Margaret Thatcher did not forge a new political consensus. The crisis of European social democracy was acknowledged before Thatcher won her first election victory, and by then the seeds of the social market economy had already been planted. In Britain the problem was that the water supply had been cut off owing to nonpayment of utility bills. Political inertia is what did for 1970s Old Labour, and the ideologically resurgent Tories capitalised on the crisis.
These post-modern, post-industrial conservatives proceeded to fritter away billions in North Sea oil revenues, and increased the power of the state over civil society. All this with Enlightenment hero Adam Smith spinning noisily in his Edinburgh grave.

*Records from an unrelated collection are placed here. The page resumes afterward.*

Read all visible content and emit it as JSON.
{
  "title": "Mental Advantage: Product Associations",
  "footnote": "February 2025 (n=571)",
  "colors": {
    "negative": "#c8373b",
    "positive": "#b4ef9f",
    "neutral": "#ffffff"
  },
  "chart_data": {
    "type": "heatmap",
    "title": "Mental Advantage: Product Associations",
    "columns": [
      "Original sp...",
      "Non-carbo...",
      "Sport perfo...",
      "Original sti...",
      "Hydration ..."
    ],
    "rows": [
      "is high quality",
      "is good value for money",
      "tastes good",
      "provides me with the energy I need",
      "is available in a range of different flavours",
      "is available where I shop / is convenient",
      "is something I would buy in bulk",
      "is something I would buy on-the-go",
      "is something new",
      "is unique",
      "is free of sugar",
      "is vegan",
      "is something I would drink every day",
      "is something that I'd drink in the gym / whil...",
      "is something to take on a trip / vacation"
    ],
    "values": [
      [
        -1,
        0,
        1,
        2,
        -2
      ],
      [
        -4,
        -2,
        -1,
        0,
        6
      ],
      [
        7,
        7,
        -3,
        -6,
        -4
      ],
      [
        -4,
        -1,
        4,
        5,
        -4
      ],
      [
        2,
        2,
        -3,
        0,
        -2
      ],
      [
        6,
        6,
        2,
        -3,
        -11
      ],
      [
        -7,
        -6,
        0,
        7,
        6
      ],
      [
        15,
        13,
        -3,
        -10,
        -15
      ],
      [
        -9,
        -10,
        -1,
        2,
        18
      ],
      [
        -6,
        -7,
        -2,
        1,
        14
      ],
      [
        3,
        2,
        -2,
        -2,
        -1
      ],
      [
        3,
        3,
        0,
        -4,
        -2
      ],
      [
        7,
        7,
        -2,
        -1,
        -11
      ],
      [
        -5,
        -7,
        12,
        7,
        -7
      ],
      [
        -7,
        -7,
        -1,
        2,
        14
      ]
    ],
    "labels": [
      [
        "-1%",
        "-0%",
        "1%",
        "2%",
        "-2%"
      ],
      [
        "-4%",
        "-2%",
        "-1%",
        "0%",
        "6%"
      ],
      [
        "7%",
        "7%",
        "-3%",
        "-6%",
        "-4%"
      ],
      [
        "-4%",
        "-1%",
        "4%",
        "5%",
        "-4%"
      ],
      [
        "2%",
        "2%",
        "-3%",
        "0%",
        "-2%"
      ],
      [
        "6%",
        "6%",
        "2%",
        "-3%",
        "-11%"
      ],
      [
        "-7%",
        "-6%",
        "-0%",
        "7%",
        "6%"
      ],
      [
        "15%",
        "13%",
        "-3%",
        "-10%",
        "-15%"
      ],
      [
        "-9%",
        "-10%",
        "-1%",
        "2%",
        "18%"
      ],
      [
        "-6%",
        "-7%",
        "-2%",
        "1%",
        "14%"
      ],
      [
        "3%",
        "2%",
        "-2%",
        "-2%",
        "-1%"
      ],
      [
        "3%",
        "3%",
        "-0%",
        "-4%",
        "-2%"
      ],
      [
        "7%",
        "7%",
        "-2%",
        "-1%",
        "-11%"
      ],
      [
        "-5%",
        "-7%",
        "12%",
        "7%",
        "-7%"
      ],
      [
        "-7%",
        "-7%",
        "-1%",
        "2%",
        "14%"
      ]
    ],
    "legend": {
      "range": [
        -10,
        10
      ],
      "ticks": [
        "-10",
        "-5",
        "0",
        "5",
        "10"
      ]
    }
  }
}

Consensus politics was anathema to Thatcher, and Robinson’s comparison with Labour’s Clement Attlee and his postwar welfare democracy is entirely fatuous. Margaret Thatcher was an intellectual and political pygmy in comparison with Clement Attlee, whose estate was valued at a mere £7,295, and whose funeral in 1967 was a humble affair, quite unlike the £10m notastatefuneral which took place earlier today in London, and was planned by the dead ’un herself.
Margaret Thatcher’s son Mark has made an estimated £60m from arms dealing and other business activities, and he even managed to secure a criminal conviction for coup plotting. Heir of Thatcher made full use of his mother’s political position, and yet, quipped sister Carol, he has never done a day’s work in his life. Welcome to UK plc 2013; we are all in it together.
This is Margaret Thatcher’s true legacy, and the woman herself is now no more than a box of ashes. The legacy of Clement Attlee will surely live longer.